With their glam-hippie apparel, a high-spend account at Rimmel and probably an endorsement deal with Harmony hairspray, they certainly had the look to sell a ton of records in an era when style very often triumphed over substance. But Enuff Z’Nuff arrived at the glam-rock party in 1989 with something in far shorter supply than smudge-resistant eyeliner and Sunset Strip-grade cocaine: quality songs.
Released late that year, the Chicago (near enough) four-piece’s self-titled debut album (7⁄10) was a sparkling collection full of hard-hitting hard-rock riffery, sticky-bud melodies and ear-worm choruses, and overall oozing real class.

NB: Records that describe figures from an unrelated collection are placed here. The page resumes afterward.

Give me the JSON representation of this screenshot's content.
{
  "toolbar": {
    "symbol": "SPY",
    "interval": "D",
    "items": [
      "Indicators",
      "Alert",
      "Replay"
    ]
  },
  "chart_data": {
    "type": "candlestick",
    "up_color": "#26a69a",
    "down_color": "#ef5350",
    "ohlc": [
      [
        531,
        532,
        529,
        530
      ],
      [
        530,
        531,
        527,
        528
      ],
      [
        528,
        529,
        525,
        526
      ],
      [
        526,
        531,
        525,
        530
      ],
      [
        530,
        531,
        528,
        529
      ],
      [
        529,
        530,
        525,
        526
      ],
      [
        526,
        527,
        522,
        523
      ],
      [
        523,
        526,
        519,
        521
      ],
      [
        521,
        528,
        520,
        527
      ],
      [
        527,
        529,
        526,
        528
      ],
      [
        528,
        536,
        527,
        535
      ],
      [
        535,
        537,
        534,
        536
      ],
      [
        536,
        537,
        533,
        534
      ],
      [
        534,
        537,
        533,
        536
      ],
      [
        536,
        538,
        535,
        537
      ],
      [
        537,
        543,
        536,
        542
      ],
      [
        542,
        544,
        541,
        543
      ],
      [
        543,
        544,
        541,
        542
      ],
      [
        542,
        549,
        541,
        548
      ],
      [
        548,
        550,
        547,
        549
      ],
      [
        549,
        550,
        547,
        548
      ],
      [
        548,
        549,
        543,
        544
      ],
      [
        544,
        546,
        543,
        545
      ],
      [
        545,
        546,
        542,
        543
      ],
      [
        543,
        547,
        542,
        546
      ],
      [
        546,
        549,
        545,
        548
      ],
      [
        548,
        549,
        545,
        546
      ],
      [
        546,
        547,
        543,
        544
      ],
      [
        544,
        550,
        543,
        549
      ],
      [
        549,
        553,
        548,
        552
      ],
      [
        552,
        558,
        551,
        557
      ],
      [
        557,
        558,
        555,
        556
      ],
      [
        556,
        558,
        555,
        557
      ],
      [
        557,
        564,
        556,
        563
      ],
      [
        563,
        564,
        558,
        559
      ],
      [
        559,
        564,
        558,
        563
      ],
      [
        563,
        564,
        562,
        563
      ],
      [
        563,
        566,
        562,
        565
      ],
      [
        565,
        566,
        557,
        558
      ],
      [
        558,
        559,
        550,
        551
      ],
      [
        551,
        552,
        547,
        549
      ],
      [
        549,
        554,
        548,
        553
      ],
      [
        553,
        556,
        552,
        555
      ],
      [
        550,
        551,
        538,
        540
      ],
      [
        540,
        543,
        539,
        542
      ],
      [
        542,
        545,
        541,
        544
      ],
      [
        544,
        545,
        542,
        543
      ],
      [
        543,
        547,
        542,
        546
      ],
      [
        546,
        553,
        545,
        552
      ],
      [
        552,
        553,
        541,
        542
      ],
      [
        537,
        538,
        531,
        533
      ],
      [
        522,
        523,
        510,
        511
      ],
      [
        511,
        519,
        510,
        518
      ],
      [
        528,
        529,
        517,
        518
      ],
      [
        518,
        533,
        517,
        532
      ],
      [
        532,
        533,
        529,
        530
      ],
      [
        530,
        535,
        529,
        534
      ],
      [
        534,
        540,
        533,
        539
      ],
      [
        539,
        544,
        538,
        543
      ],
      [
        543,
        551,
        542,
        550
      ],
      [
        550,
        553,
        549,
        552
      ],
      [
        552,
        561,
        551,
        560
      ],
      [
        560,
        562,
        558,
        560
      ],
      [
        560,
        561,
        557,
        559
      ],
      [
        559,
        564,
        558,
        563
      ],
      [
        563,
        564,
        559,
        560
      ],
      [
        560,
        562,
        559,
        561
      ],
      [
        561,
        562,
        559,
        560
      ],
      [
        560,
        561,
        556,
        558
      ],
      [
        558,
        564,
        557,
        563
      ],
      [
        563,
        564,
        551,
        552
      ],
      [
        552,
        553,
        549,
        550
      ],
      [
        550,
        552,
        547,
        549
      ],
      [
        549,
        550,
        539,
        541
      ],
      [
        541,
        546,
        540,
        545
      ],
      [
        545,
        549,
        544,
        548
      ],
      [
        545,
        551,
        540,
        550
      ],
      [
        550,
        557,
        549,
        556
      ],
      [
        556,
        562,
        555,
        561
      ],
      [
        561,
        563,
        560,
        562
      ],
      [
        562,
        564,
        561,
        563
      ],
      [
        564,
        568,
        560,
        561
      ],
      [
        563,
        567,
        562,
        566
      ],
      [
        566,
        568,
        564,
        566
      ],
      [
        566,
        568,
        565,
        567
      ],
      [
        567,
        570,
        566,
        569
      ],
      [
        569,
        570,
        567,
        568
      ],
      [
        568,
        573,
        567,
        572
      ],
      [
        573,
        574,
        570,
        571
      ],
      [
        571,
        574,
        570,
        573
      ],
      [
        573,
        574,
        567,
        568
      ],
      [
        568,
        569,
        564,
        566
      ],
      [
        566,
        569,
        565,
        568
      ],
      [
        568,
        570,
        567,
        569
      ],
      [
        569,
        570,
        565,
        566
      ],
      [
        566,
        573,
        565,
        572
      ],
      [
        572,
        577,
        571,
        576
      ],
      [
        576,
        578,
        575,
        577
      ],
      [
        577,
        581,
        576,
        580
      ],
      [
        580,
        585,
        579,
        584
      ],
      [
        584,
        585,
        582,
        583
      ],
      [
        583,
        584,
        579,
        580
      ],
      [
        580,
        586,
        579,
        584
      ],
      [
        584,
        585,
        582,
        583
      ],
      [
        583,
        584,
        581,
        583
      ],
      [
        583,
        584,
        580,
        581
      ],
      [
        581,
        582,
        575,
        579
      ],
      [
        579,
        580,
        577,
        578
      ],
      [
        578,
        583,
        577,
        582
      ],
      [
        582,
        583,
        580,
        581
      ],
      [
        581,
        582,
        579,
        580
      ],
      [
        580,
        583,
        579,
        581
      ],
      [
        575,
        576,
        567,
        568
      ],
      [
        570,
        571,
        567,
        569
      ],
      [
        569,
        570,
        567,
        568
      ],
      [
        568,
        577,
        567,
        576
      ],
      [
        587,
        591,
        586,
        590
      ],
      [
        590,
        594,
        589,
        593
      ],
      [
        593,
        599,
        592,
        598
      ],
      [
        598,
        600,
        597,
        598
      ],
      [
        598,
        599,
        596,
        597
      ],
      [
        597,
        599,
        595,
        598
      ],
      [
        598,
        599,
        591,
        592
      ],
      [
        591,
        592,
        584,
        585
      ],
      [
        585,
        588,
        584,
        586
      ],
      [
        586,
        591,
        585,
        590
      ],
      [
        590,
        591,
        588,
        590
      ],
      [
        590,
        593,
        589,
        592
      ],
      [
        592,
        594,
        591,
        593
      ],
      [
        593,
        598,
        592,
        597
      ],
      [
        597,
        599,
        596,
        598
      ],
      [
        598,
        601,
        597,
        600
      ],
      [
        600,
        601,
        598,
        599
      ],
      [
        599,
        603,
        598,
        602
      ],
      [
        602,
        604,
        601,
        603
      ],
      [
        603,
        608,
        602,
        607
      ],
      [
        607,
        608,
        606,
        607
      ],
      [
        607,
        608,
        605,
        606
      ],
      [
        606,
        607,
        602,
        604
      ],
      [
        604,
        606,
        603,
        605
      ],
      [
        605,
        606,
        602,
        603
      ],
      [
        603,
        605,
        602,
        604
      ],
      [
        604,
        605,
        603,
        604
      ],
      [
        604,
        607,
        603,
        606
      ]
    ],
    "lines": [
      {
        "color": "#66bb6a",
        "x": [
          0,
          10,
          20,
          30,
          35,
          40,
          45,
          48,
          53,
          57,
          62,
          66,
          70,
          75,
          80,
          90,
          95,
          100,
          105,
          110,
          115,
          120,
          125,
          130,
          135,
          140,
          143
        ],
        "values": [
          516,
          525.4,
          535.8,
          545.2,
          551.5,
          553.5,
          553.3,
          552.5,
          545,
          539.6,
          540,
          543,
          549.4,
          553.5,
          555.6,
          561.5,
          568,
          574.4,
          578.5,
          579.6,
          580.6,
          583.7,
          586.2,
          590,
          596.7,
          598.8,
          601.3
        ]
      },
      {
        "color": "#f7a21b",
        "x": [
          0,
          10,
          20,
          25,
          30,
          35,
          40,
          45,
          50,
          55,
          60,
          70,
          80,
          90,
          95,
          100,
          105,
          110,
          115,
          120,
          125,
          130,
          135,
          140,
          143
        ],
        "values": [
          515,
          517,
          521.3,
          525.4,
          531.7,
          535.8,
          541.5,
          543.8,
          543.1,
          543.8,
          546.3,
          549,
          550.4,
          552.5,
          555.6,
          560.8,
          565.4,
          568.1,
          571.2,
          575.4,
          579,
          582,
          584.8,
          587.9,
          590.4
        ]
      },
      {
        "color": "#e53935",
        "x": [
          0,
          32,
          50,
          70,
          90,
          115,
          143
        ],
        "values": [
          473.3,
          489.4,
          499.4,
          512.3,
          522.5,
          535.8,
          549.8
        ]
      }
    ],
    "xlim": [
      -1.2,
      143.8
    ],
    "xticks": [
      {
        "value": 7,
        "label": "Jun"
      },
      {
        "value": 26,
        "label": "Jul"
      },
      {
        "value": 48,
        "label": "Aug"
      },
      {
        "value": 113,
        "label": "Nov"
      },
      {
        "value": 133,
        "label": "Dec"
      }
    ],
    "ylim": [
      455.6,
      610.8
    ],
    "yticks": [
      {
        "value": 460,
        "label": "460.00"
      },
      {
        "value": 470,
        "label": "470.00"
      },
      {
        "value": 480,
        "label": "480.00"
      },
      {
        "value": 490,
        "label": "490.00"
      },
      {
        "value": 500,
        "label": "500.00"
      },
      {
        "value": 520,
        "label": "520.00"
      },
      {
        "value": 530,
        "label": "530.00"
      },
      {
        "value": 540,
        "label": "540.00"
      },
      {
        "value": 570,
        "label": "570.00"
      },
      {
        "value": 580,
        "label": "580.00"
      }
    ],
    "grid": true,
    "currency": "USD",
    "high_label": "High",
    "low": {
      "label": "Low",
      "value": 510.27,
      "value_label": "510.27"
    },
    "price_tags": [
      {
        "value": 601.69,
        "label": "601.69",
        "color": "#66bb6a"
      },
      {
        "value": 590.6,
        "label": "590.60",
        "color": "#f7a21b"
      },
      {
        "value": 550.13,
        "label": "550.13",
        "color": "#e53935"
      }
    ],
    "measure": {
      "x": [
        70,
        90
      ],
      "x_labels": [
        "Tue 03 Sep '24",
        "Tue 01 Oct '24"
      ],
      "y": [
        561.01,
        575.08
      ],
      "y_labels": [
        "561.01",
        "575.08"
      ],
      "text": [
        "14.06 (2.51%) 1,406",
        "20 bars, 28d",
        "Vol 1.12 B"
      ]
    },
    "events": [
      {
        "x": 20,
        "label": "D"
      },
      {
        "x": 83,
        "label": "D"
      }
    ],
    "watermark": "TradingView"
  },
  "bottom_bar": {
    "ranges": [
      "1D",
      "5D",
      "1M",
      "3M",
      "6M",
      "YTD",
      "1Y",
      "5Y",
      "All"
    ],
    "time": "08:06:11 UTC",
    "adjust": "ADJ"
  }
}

Hugely Beatles-influenced in places, it was the product of a band better, cleverer and more astute than most of the pack. And in New Thing and Fly High Michelle respectively it had one of the era’s catchiest hard rockers and one of its finest ballads.
Released a year-and-a-half later, follow-up Strength (8⁄10) took all the best aspects of its predecessor, improved, refined and buffed them to a sheen. Again a mixture of hard rockers, ballads and some from somewhere in between, it was a killer album. The heavy punches (Heaven Or Hell, The In Crowd, The World Is A Gutter) were knockouts, the ballads (Goodbye, The Way Home) were intelligent in the writing and classy in execution.
But by now the rock scene was starting to bang its head to the beat of a different drum, the sound of which was being carried on chill winds blowing mostly from the Seattle area. Enuff Z’Nuff’s killer album never got the chance or the recognition it genuinely deserved, and the band remain one of rock’s footnotes. Both remasters come with a pair of bonus tracks.